CLEVELAND — As an engineer, Bob Paulus has always had a knack for technology.

What You Need To Know

  • Senior citizens are embracing technology and using telemedicine for doctor's appointments

  • 102-year-old Bob Paulus recently had his first telemedicine appointment and enjoyed it
  • Paulus encourages other seniors to give it a try

His daughter, Gretchen Santo, said Paulus has always kept up with the latest inventions.

"When the first computers came out he wanted to learn how to use a PC. So it was about the time he was retiring from BP where he worked and so he would go to college classes and learn how to run the computer so he's been doing computers for at least 30 years at this point," Gretchen Santo said.

Now at 102-years-old, Paulus is experiencing another advancement in technology in the form of virtual doctor's appointments.

"This is truly amazing. Frankly, I was astonished that it was picked up and started. It's an amazing capability in my thinking of the part of the professional like Dr. Gelles. It's just amazing that they can push their skills to that level and make an interpretation over air," Paulus said.

Paulus recently had his very first telemedicine appointment and said he enjoyed it.

"I had reservations that not being on a one-to-one basis would prevent any accomplishments being made but now I can see that it may not be 100% but it's certainly a well worthwhile effort to maintain the health of the seniors.

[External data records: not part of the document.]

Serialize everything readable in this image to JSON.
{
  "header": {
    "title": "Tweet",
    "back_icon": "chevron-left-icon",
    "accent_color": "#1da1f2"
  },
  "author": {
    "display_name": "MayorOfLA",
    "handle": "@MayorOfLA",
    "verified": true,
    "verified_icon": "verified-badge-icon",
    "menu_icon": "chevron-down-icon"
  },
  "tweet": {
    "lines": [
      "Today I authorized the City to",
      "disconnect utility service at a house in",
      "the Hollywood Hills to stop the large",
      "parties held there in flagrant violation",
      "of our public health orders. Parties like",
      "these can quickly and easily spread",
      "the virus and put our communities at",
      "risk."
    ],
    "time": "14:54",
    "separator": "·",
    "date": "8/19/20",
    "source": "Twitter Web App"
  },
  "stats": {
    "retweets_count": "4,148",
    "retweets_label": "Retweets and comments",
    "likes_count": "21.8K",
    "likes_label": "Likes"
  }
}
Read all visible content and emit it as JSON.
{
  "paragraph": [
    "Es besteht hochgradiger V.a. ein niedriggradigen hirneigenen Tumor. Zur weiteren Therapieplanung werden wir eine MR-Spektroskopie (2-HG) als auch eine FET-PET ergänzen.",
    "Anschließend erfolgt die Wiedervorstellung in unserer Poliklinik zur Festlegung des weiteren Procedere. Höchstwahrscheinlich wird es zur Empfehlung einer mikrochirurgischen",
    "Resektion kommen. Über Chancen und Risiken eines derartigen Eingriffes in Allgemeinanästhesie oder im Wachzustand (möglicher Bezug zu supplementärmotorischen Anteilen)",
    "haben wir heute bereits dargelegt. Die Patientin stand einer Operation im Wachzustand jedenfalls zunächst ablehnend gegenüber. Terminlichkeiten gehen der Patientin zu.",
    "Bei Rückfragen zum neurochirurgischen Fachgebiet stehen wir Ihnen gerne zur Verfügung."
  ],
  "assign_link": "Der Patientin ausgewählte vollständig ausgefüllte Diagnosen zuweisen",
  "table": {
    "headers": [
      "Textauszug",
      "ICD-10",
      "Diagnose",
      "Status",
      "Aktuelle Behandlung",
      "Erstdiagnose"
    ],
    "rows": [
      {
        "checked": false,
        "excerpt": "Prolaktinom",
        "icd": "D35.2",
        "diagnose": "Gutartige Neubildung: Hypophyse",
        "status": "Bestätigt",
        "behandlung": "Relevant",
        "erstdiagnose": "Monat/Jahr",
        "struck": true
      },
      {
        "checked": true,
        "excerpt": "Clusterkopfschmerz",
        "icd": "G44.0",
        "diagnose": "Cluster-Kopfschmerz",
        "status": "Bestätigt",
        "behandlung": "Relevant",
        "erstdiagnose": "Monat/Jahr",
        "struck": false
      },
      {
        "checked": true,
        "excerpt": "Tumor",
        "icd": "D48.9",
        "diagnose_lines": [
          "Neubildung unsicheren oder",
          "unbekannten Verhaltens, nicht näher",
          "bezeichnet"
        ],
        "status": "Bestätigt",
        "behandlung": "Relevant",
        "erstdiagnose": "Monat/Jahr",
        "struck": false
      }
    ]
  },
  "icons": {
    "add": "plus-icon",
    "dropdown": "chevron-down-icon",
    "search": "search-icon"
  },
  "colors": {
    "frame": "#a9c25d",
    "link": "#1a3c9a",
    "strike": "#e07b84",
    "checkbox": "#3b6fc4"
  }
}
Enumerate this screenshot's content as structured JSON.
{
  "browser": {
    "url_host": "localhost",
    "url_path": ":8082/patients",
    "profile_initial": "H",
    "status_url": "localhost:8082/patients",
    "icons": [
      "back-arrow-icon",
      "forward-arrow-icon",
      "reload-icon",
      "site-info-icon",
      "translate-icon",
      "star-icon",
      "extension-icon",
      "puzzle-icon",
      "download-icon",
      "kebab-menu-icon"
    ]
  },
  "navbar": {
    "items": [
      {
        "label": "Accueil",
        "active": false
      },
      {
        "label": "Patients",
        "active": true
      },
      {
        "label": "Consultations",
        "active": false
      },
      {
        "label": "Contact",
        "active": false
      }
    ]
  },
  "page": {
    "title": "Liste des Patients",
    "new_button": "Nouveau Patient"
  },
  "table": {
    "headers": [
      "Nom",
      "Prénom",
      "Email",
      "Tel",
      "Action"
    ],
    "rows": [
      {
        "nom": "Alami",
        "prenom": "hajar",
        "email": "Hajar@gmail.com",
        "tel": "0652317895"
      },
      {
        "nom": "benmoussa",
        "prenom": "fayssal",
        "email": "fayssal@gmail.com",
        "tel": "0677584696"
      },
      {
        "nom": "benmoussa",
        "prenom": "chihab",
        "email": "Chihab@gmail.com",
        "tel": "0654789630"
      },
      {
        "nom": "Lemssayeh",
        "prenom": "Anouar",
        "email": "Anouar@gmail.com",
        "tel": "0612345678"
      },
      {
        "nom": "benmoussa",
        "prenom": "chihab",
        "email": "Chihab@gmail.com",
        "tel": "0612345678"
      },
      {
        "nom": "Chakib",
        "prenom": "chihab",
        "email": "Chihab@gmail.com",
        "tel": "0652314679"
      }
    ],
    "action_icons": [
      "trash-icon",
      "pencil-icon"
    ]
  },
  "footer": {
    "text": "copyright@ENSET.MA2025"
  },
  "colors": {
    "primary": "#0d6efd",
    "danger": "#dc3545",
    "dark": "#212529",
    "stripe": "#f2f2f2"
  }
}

Dr. Ellen Gelles, an Internist at MetroHealth Medical Center, said Paulus is one of her patients.

Since the start of the pandemic, she said more older patients are giving telemedicine appointments a try.

"People really do like -- they realize now how much they really can get out of a video visit. In particular, since the weather has not been so good, particularly with some of the older patients. I mean both because of COVID and because you know they don't have to fall or travel or get their children to drive them. Things like that," Gelles said.

One obstacle Gelles sees with older patients is a hesitation with using technology.

But she said they're overcoming that as well.

"I think the response of people once they've done it they're really ... Their face lights up. I mean I've had older patients (who)  are just really excited. I think both because they're just sort of amazed you can do this and because they do like connecting. Some of them, especially older patients, have been the most isolated and are most likely to have really not left the house much during this, especially some of the really older patients, so they really like having the contact.

Paulus encourages seniors who are nervous about using technology to give telemedicine a try.

"Take advantage of this service and just for the reasons that my daughter has indicated you're not getting exposed to other dangers," said Paulus.

Paulus also said any seniors who need help with joining their telemedicine appointment should ask their kids, grandkids, or even great-grandkids for help.